Sir Mark: Wayward son
2005-01-13 13:49
London - Mark Thatcher, who was heavily fined on Thursday in a Cape Town court after pleading guilty in a plea bargaining deal in relation to an alleged African coup plot, first hit the headlines in 1982 when he disappeared in the Sahara desert for six days during the Paris to Dakar car rally.
That incident placed him in the British mind as one of the few who ever made his mother, the then British prime minister Margaret Thatcher, show any personal feelings in public.
Thatcher, 51, was fined R3m ($505 000) and given a four-year suspended prison term after the plea bargain. If he fails to pay the fine by Saturday he will have to serve a five-year term.

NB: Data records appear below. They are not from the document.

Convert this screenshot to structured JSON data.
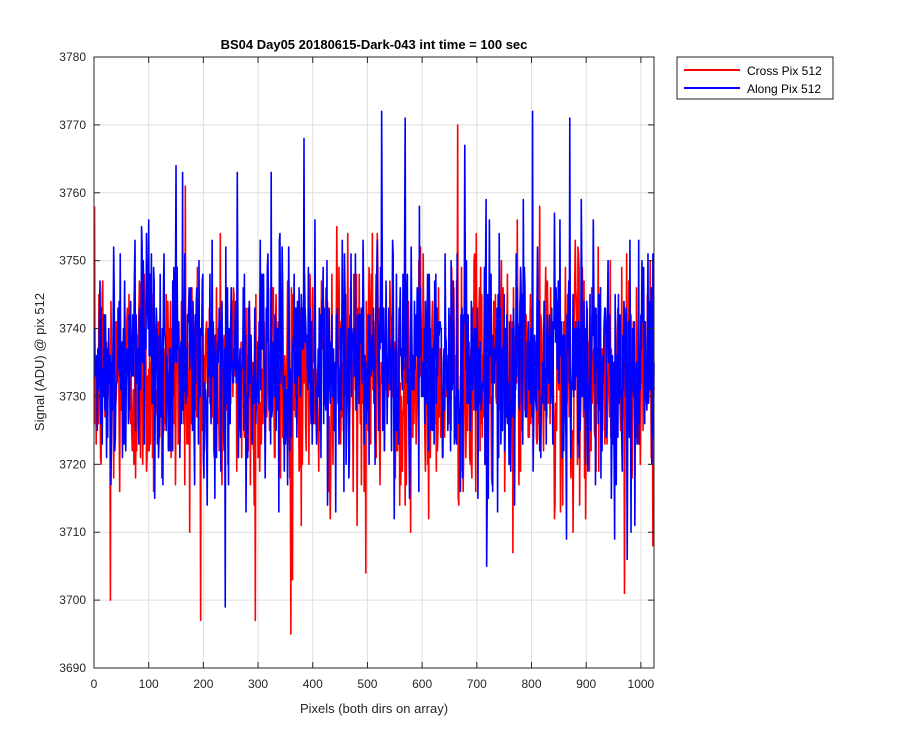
{
  "chart_data": {
    "type": "line",
    "title": "BS04 Day05 20180615-Dark-043 int time = 100 sec",
    "xlabel": "Pixels (both dirs on array)",
    "ylabel": "Signal (ADU) @ pix 512",
    "xlim": [
      0,
      1024
    ],
    "ylim": [
      3690,
      3780
    ],
    "xticks": [
      0,
      100,
      200,
      300,
      400,
      500,
      600,
      700,
      800,
      900,
      1000
    ],
    "yticks": [
      3690,
      3700,
      3710,
      3720,
      3730,
      3740,
      3750,
      3760,
      3770,
      3780
    ],
    "grid": true,
    "legend_position": "outside-top-right",
    "series": [
      {
        "name": "Cross Pix 512",
        "color": "#ff0000",
        "x_start": 1,
        "x_step": 1,
        "n_points": 1024,
        "mean_approx": 3733,
        "std_approx": 9,
        "notable_points": [
          {
            "x": 30,
            "y": 3700
          },
          {
            "x": 167,
            "y": 3761
          },
          {
            "x": 295,
            "y": 3697
          },
          {
            "x": 363,
            "y": 3703
          },
          {
            "x": 497,
            "y": 3704
          },
          {
            "x": 665,
            "y": 3770
          },
          {
            "x": 970,
            "y": 3701
          }
        ]
      },
      {
        "name": "Along Pix 512",
        "color": "#0000ff",
        "x_start": 1,
        "x_step": 1,
        "n_points": 1024,
        "mean_approx": 3735,
        "std_approx": 9,
        "notable_points": [
          {
            "x": 150,
            "y": 3764
          },
          {
            "x": 240,
            "y": 3699
          },
          {
            "x": 262,
            "y": 3763
          },
          {
            "x": 384,
            "y": 3768
          },
          {
            "x": 526,
            "y": 3772
          },
          {
            "x": 569,
            "y": 3771
          },
          {
            "x": 802,
            "y": 3772
          },
          {
            "x": 870,
            "y": 3771
          },
          {
            "x": 975,
            "y": 3706
          }
        ]
      }
    ]
  }
}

The businessman was arrested on August 25 last year at his Cape Town villa on charges of contributing $275 000 to help finance the suspected plot to overthrow long-time Equatorial Guinea leader Teodoro Obiang Nguema.

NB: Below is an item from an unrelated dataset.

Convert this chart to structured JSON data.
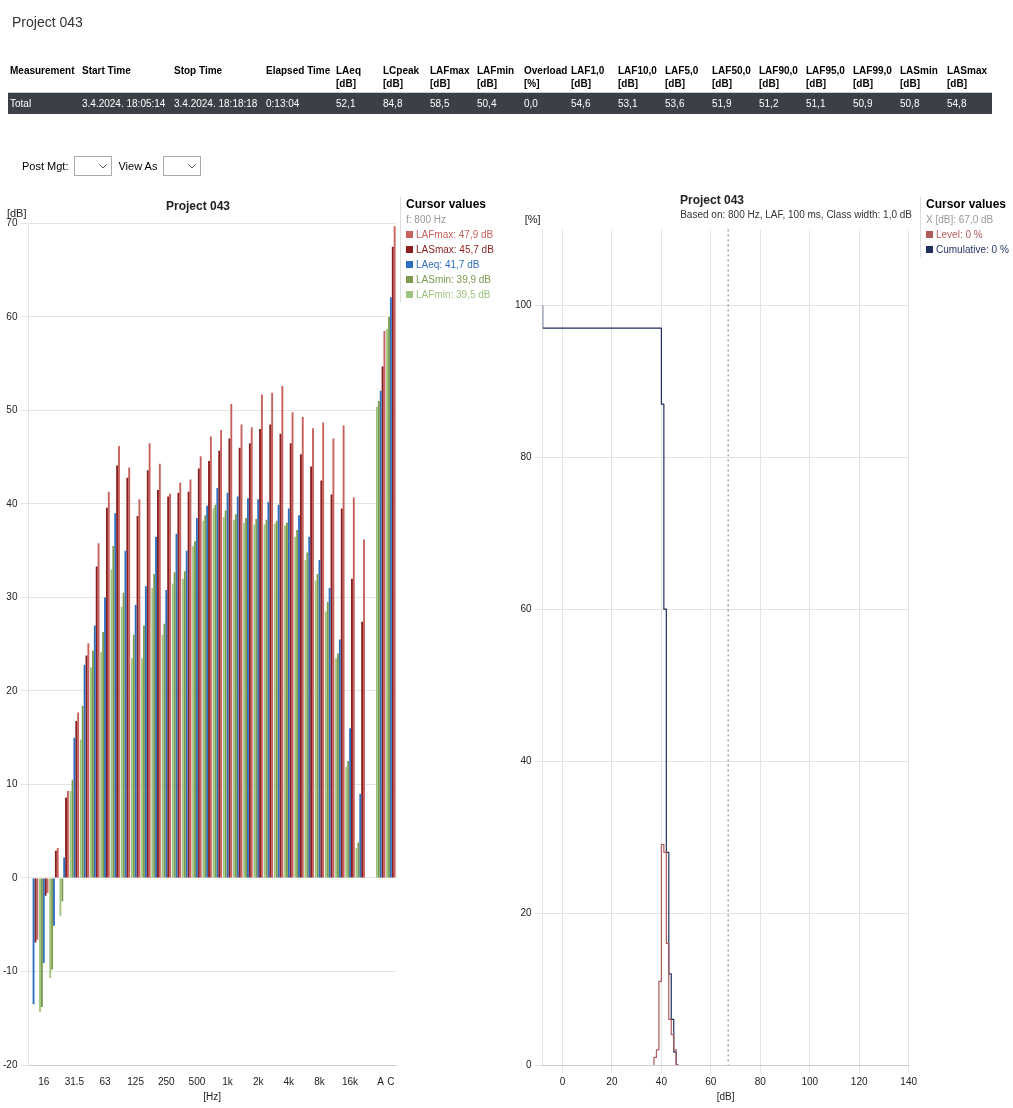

The cash was to buy a helicopter, which Thatcher said he believed was to be used as an air ambulance.
Disappeared in the Sahara
It was in January 1982, as a somewhat wayward 28-year-old with a taste for motor racing, that Thatcher first made news when he disappeared in the Sahara.
Facing the press then to talk about her missing son who she feared might have been kidnapped, the famously tough Iron Lady shed a tear before the television cameras in what was then an unprecedented show of personal emotion.

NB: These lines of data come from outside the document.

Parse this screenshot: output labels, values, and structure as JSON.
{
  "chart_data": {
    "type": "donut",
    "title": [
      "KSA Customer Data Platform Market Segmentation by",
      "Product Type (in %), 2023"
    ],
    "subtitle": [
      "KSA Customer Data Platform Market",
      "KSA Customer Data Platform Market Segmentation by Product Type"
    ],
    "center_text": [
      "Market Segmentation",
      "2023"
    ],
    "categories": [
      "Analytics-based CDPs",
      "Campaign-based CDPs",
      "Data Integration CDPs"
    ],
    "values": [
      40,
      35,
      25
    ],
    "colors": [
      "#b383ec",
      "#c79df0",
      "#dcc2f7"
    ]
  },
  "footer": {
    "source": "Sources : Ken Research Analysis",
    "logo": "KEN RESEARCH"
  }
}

As it turned out, Mark and his co-driver had simply broken an axle on their Peugeot 504 and were unharmed when spotter planes eventually located them waiting in their broken-down car.
Up until his arrest by South African police last year, the younger Thatcher's brush with death in the desert was his chief claim to fame.
Otherwise, he had managed to acquire the reputation of being a generally amiable if slightly blundering figure who had managed to make himself wealthy despite a distinctly mixed record in business.
Mark Thatcher and his twin sister, Carol, were born on August 15 1953, the only children of the future prime minister, then working as a lawyer before entering politics, and her husband, businessman Denis Thatcher.
Less diligent, less intelligent
Educated at Harrow, the exclusive English school once attended by Winston Churchill, Mark Thatcher is viewed as less diligent - and, perhaps, less intelligent - than his twin, who has carved out a solid career for herself as a journalist and author.
Sir Mark Thatcher, as he now is having inherited his late father's baronetcy in 2003, has been accused in the past of using the family name to build his fortune, estimated at £60m ($120m).
In 1977, with cars his passion, the budding businessman launched his own car racing stable, Mark Thatcher Racing, which later went bust. Later he worked in the United States for the British sports car company Lotus.
There was public criticism over his involvement in obtaining a construction contract in Oman for Cementation, a British civil engineering firm, just after a visit there in 1986 by his mother there, obliging the Iron Lady to make a statement to the House of Commons.
In February 1987, Mark married Texan heiress Diane Burgdorf, with whom he has had two children, and moved to the United States for some years, becoming involved in a series of business ventures with mixed success.
Trouble never far behind
In late 1995, after reportedly losing million of pounds in business deals, he and his wife decided to make a new life in South Africa, buying a plush, six-bedroom house in the exclusive Cape Town suburb of Constantia.
However even there, trouble was not far behind.
Within a few months of his arrival, his now ex-premier mother flew into the country amid reports Mark was having trouble renewing his South African visa.
Subsequently, Thatcher lived a generally quiet and low-profile life in Cape Town, where his near-neighbours included Earl Spencer, elder brother of the late Princess Diana.
However, a series of British newspaper reports linked Thatcher to the backers of foreign mercenaries accused of a plot to topple President Teodoro Obiang Nguema in Equatorial Guinea.
Another neighbour, British mercenary Simon Mann, was among 67 people arrested aboard a plane at Harare airport in March as they were allegedly on their way to stage the coup in Equatorial Guinea.
Mann was sentenced in September by a Zimbabwe court to seven years in prison - reduced this week to four years - while two pilots of the plane were given 16 months, while the rest of the men aboard were each slapped with a one-year jail term.
In November, an Equatorial Guinea court country gave stiff jail sentences to five South Africans and six Armenians in the same alleged plot.
South African Nick du Toit was found guilty of organising the logistics for the plot, and was jailed for 34 years and fined 1.3 billion CFA francs (about $2m), while Moto was sentenced in absentia to 64 years in jail and fined two billion CFA francs.
Equatorial Guinea prosecutors still want to question Thatcher.